Palamon and Arcite regain their strength, and vow eternal friendship. Then Palamon sees Emilia through the prison bars, and falls in love with her. Arcite notices, sees Emilia, and also falls in love with her. They argue over her fiercely. Pirithous persuades Theseus to give Arcite his liberty, and he is banished. When Arcite encounters country people preparing for a dance to be performed before the nobles, he joins them in disguise so that he can enter the Athenian sports. He impresses everyone, and Theseus makes him a servant to Emilia.
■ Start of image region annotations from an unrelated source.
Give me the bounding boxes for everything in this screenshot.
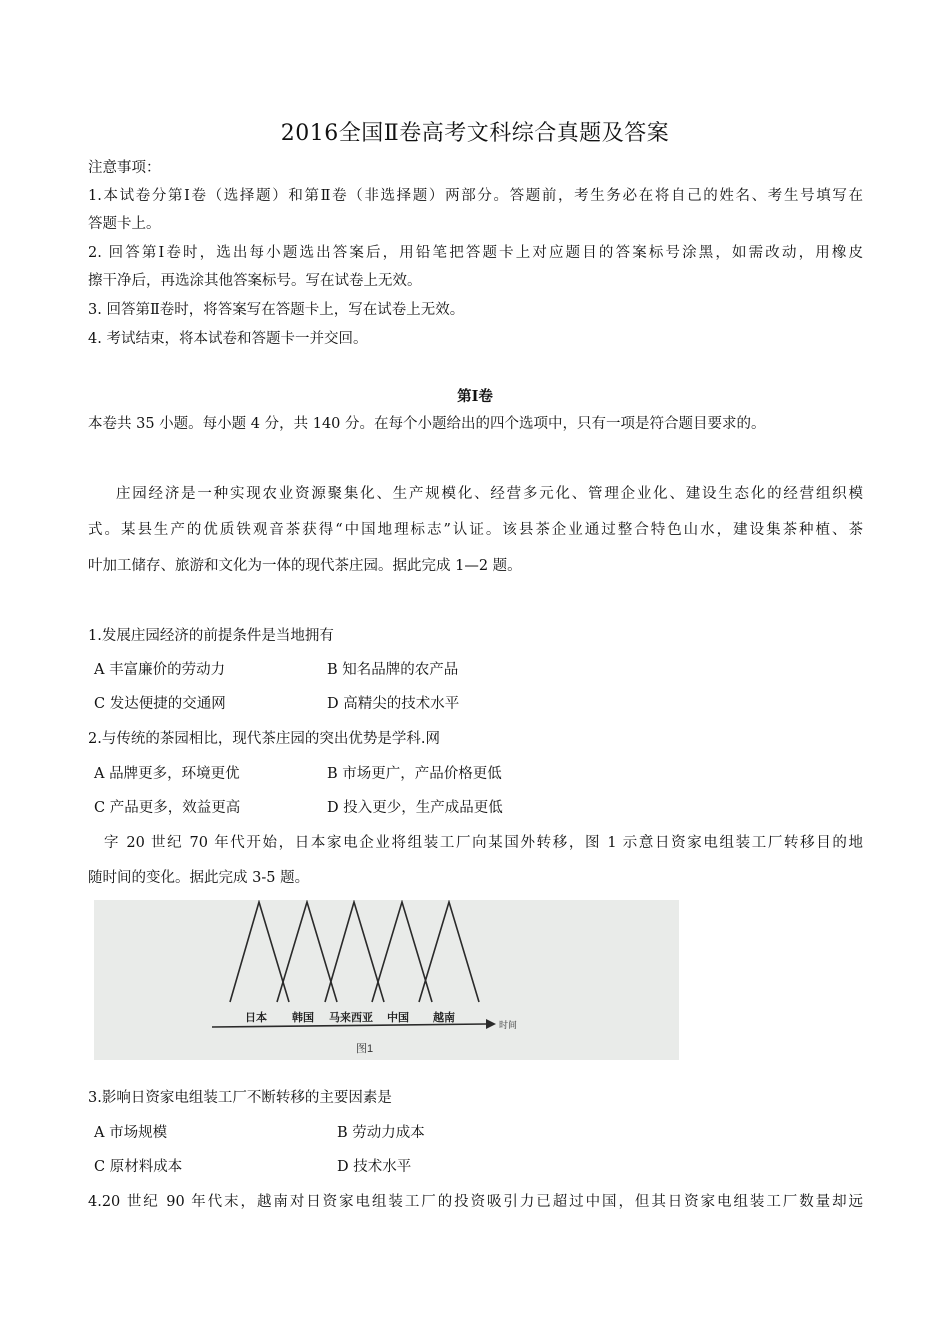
passage1-line3: 叶加工储存、旅游和文化为一体的现代茶庄园。据此完成 1—2 题。: [88, 558, 522, 574]
notice-item-2-line1: 2. 回答第Ⅰ卷时，选出每小题选出答案后，用铅笔把答题卡上对应题目的答案标号涂黑，如需改动，用橡皮: [88, 245, 863, 261]
q1-stem: 1.发展庄园经济的前提条件是当地拥有: [88, 628, 334, 644]
label-korea: 韩国: [292, 1012, 314, 1024]
page-title: 2016全国Ⅱ卷高考文科综合真题及答案: [280, 121, 670, 146]
axis-label-time: 时间: [499, 1020, 518, 1030]
q3-option-a: A 市场规模: [94, 1125, 168, 1141]
notice-item-3: 3. 回答第Ⅱ卷时，将答案写在答题卡上，写在试卷上无效。: [88, 302, 465, 318]
section-title: 第Ⅰ卷: [457, 388, 493, 405]
q2-option-d: D 投入更少，生产成品更低: [327, 800, 503, 816]
label-vietnam: 越南: [433, 1012, 455, 1024]
q2-stem: 2.与传统的茶园相比，现代茶庄园的突出优势是学科.网: [88, 731, 440, 747]
figure-1: [94, 900, 679, 1060]
notice-item-1-line1: 1.本试卷分第Ⅰ卷（选择题）和第Ⅱ卷（非选择题）两部分。答题前，考生务必在将自己的姓名、考生号填写在: [88, 188, 863, 204]
curve-korea: [277, 902, 337, 1002]
passage2-line2: 随时间的变化。据此完成 3-5 题。: [88, 870, 310, 886]
label-malaysia: 马来西亚: [329, 1012, 373, 1024]
q1-option-a: A 丰富廉价的劳动力: [94, 662, 226, 678]
q3-option-c: C 原材料成本: [94, 1159, 183, 1175]
time-axis: [212, 1024, 486, 1027]
notice-item-1-line2: 答题卡上。: [88, 216, 161, 232]
q2-option-a: A 品牌更多，环境更优: [94, 766, 240, 782]
q3-option-b: B 劳动力成本: [337, 1125, 425, 1141]
q4-stem: 4.20 世纪 90 年代末，越南对日资家电组装工厂的投资吸引力已超过中国，但其日资家电组装工厂数量却远: [88, 1194, 863, 1210]
notice-heading: 注意事项：: [88, 160, 161, 176]
figure-1-diagram: [94, 900, 679, 1060]
q3-stem: 3.影响日资家电组装工厂不断转移的主要因素是: [88, 1090, 392, 1106]
curve-japan: [230, 902, 289, 1002]
section-intro: 本卷共 35 小题。每小题 4 分，共 140 分。在每个小题给出的四个选项中，只有一项是符合题目要求的。: [88, 416, 766, 432]
q1-option-d: D 高精尖的技术水平: [327, 696, 460, 712]
notice-item-4: 4. 考试结束，将本试卷和答题卡一并交回。: [88, 331, 368, 347]
passage1-line2: 式。某县生产的优质铁观音茶获得“中国地理标志”认证。该县茶企业通过整合特色山水，建设集茶种植、茶: [88, 522, 863, 538]
curve-malaysia: [325, 902, 384, 1002]
q3-option-d: D 技术水平: [337, 1159, 412, 1175]
notice-item-2-line2: 擦干净后，再选涂其他答案标号。写在试卷上无效。: [88, 273, 422, 289]
passage1-line1: 庄园经济是一种实现农业资源聚集化、生产规模化、经营多元化、管理企业化、建设生态化的经营组织模: [116, 486, 863, 502]
time-axis-arrow: [486, 1019, 496, 1029]
label-china: 中国: [387, 1012, 409, 1024]
q2-option-b: B 市场更广，产品价格更低: [327, 766, 502, 782]
q1-option-b: B 知名品牌的农产品: [327, 662, 459, 678]
passage2-line1: 字 20 世纪 70 年代开始，日本家电企业将组装工厂向某国外转移，图 1 示意日资家电组装工厂转移目的地: [104, 835, 863, 851]
q2-option-c: C 产品更多，效益更高: [94, 800, 241, 816]
label-japan: 日本: [245, 1012, 267, 1024]
figure-caption: 图1: [356, 1043, 374, 1055]
q1-option-c: C 发达便捷的交通网: [94, 696, 226, 712]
The Jailer’s Daughter sets Palamon free, in the hope of obtaining his love. She follows him into the countryside, but loses track of him, and then gradually loses her wits. The schoolmaster, rehearsing the country people for the dance, finds he is a woman short, but the Jailer’s Daughter supplies the place. They perform the dance in front of Theseus and Hippolyta.

Palamon, in hiding, sees Arcite in Theseus’ hunting-party, and reveals himself. Arcite fetches him clothes, food and armour. They expressd their affection for each other, but nonetheless duel, and are disturbed by Theseus and his court. They explain who they are, and admit their love for Emilia. Theseus sentences them to death, but Hippolyta, Emilia, and Pirithous successfully beg mercy for them. Emilia cannot choose between them, so Theseus commands them to return in a month with knights, and engage in single combat. The winner will gain Emilia; the loser will be sentenced to death.

The Jailer and his friends despair over his daughter’s madness. They consult a doctor, who advises that the daughter’s wooer should pretend to be Palamon. She accepts the substitution, and they go off to be married.

Palamon and Arcite return to fight for Emilia, and all three make prayers to their gods, asking for help. Emilia refuses to watch the combat. Arcite wins, and Palamon and his knights are sent for execution. The sentence is about to be carried out when Pirithous rushes in with the news that Arcite has been thrown by his horse, and badly injured. Arcite is brought in, and yields Emilia to Palamon before he dies, affirming Palamon’s original claim to her. Theseus recognizes Palamon’s right to marry Emilia, and announces a period of mourning for Arcite to be followed by their wedding.